No final decision on Massey Tunnel replacement until fall 2020
B.C. government says more study is needed on replacement options
The B.C. NDP says it won't make a decision on how it will upgrade or replace the 59-year-old Massey Tunnel until the fall of 2020.
Transportation Minister Claire Trevena has ruled out a 10-lane bridge as a solution but says all other options are still on the table. She said the planned bridge project was flawed from the start, but a smaller bridge and tunnel improvements could reduce congestion and improve the crossing.
Watch Trevena explain why the 10-lane bridge proposal was flawed:
The previous B.C. Liberal government started preliminary work on a 10-lane bridge between Richmond and Delta in 2017 but the New Democrats cancelled the $3.5 billion project shortly after they were elected.
The NDP hired engineer Stan Cowdell last year to study the best options to ease traffic congestion at one of the worst bottlenecks in the province.
Cowdell's report, which was released Monday morning, recommends further study into the construction of a smaller bridge, upgrading the existing tunnel or building a new tunnel.
It says the government should re-examine the entire project to ensure it reduces future traffic congestion and provides enhanced public transit infrastructure. Richmond's council had complained about the massive bridge project taking over agricultural and park lands, but the review says any replacement will still encroach on those lands.
'Understandably frustrated'
"People are understandably frustrated with the gridlock on the Highway 99 corridor," Trevena said Monday.
"Had the options been carefully and objectively considered before the 10-lane bridge project, we would be much closer to solving the congestion in a way that works for everyone."
Cowdell says the province should investigate whether an eight-lane immersed tube tunnel should be built.

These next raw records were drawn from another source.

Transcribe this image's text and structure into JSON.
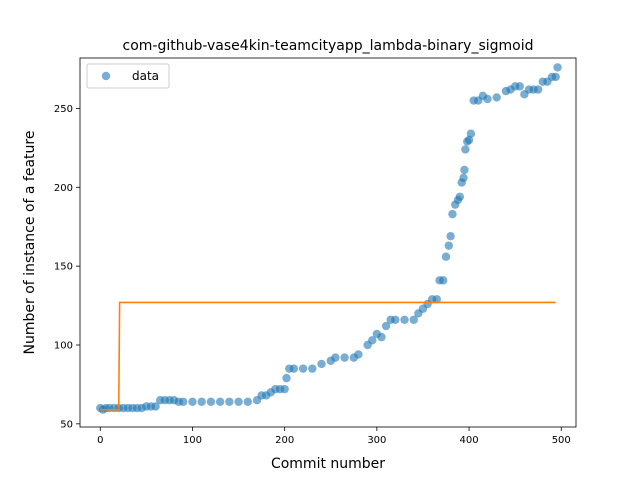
{
  "chart_data": {
    "type": "scatter",
    "title": "com-github-vase4kin-teamcityapp_lambda-binary_sigmoid",
    "xlabel": "Commit number",
    "ylabel": "Number of instance of a feature",
    "xlim": [
      -22,
      516
    ],
    "ylim": [
      48,
      282
    ],
    "xticks": [
      0,
      100,
      200,
      300,
      400,
      500
    ],
    "yticks": [
      50,
      100,
      150,
      200,
      250
    ],
    "grid": false,
    "legend_position": "top-left",
    "colors": {
      "data": "#1f77b4",
      "fit": "#ff7f0e"
    },
    "series": [
      {
        "name": "data",
        "kind": "scatter",
        "points": [
          [
            0,
            60
          ],
          [
            3,
            59
          ],
          [
            6,
            60
          ],
          [
            10,
            60
          ],
          [
            15,
            60
          ],
          [
            20,
            60
          ],
          [
            25,
            60
          ],
          [
            30,
            60
          ],
          [
            35,
            60
          ],
          [
            40,
            60
          ],
          [
            45,
            60
          ],
          [
            50,
            61
          ],
          [
            55,
            61
          ],
          [
            60,
            61
          ],
          [
            65,
            65
          ],
          [
            70,
            65
          ],
          [
            75,
            65
          ],
          [
            80,
            65
          ],
          [
            85,
            64
          ],
          [
            90,
            64
          ],
          [
            100,
            64
          ],
          [
            110,
            64
          ],
          [
            120,
            64
          ],
          [
            130,
            64
          ],
          [
            140,
            64
          ],
          [
            150,
            64
          ],
          [
            160,
            64
          ],
          [
            170,
            65
          ],
          [
            175,
            68
          ],
          [
            180,
            68
          ],
          [
            185,
            70
          ],
          [
            190,
            72
          ],
          [
            195,
            72
          ],
          [
            200,
            72
          ],
          [
            202,
            79
          ],
          [
            205,
            85
          ],
          [
            210,
            85
          ],
          [
            220,
            85
          ],
          [
            230,
            85
          ],
          [
            240,
            88
          ],
          [
            250,
            90
          ],
          [
            255,
            92
          ],
          [
            265,
            92
          ],
          [
            275,
            92
          ],
          [
            280,
            94
          ],
          [
            290,
            100
          ],
          [
            295,
            103
          ],
          [
            300,
            107
          ],
          [
            305,
            105
          ],
          [
            310,
            112
          ],
          [
            315,
            116
          ],
          [
            320,
            116
          ],
          [
            330,
            116
          ],
          [
            340,
            116
          ],
          [
            345,
            120
          ],
          [
            350,
            123
          ],
          [
            355,
            126
          ],
          [
            360,
            129
          ],
          [
            365,
            129
          ],
          [
            368,
            141
          ],
          [
            372,
            141
          ],
          [
            375,
            156
          ],
          [
            378,
            163
          ],
          [
            380,
            169
          ],
          [
            382,
            183
          ],
          [
            385,
            189
          ],
          [
            388,
            192
          ],
          [
            390,
            194
          ],
          [
            392,
            203
          ],
          [
            394,
            206
          ],
          [
            395,
            211
          ],
          [
            396,
            224
          ],
          [
            398,
            229
          ],
          [
            400,
            230
          ],
          [
            402,
            234
          ],
          [
            405,
            255
          ],
          [
            410,
            255
          ],
          [
            415,
            258
          ],
          [
            420,
            256
          ],
          [
            430,
            257
          ],
          [
            440,
            261
          ],
          [
            445,
            262
          ],
          [
            450,
            264
          ],
          [
            455,
            264
          ],
          [
            460,
            259
          ],
          [
            465,
            262
          ],
          [
            470,
            262
          ],
          [
            475,
            262
          ],
          [
            480,
            267
          ],
          [
            485,
            267
          ],
          [
            490,
            270
          ],
          [
            494,
            270
          ],
          [
            496,
            276
          ]
        ]
      },
      {
        "name": "",
        "kind": "line",
        "points": [
          [
            0,
            59
          ],
          [
            20,
            59
          ],
          [
            21,
            127
          ],
          [
            100,
            127
          ],
          [
            200,
            127
          ],
          [
            300,
            127
          ],
          [
            400,
            127
          ],
          [
            494,
            127
          ]
        ]
      }
    ]
  }
}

A similar project that links Hong Kong and Macau was recently completed.
Trevena says she will be begin consulting with stakeholders on the project in the new year.
While those consultations take place, Trevena says the province will spend $40 million for immediate safety upgrades to the tunnel, such as improving the lighting and resurfacing Highway 99 between Steveston Highway and the Highway 17 Interchange.
Monday's news earned swift criticism from the Opposition, who dismissed it as a "non-announcement." Delta South Liberal MLA Ian Paton told reporters he was stunned.
"The NDP has failed 85,000 of my people who live south of the Fraser, people that are in the trucking industry, commuters that want to get home to their families for dinner," Paton said.
"They have been stuck in this tunnel with the worst congestion in B.C. for year after year after year, and this announcement this morning has done nothing to alleviate this issue."
Working together
Richmond Mayor Malcolm Brodie is a longtime proponent of twinning the existing tunnel, and Delta was the only municipality in Metro Vancouver to support the B.C. Liberal's vision for a 10-lane bridge.
The mayors of both cities, however, now say they are willing to put their differences aside to find a solution.
"The problem is at both ends of the tunnel — the Delta side and the Richmond side," said Delta Mayor George Harvie.
"We need to work together to make sure the province gets moving at fixing this congestion."
Brodie says he has already had a constructive conversation with Harvie, and he looks forward to meeting soon with other mayors from communities south of the Fraser.
"I'm very hopeful that we can come to some kind of a satisfactory conclusion," he said.
"Or, if we can't come to a satisfactory conclusion, we can at least define what the issues are and have them resolved one way or the other."
Academic says one-size-fits-all bridge 'a loser'
Anthony Perl, a professor of political science and urban planning at Simon Fraser University, believes abandoning the 10-lane bridge plan makes sense if the region is to develop more affordable transportation.
He suggested, in an interview with On The Coast host Gloria Macarenko, that it might be best to refurbish the current tunnel and look at expanding it to specifically serve trucks, public transport, cars and even passenger trains as needed.
"By keeping what we have, making it better, and then looking at other options, we can come up with a custom solution," he said, offering the example of Downtown Seattle's train-and-bus-only tunnel.
"We need to have infrastructure that can do more than one thing. And that's why that 10-lane mega-bridge was a loser."
In the meantime, he added, mobility pricing or tolls could get some drivers to reconsider using public transit.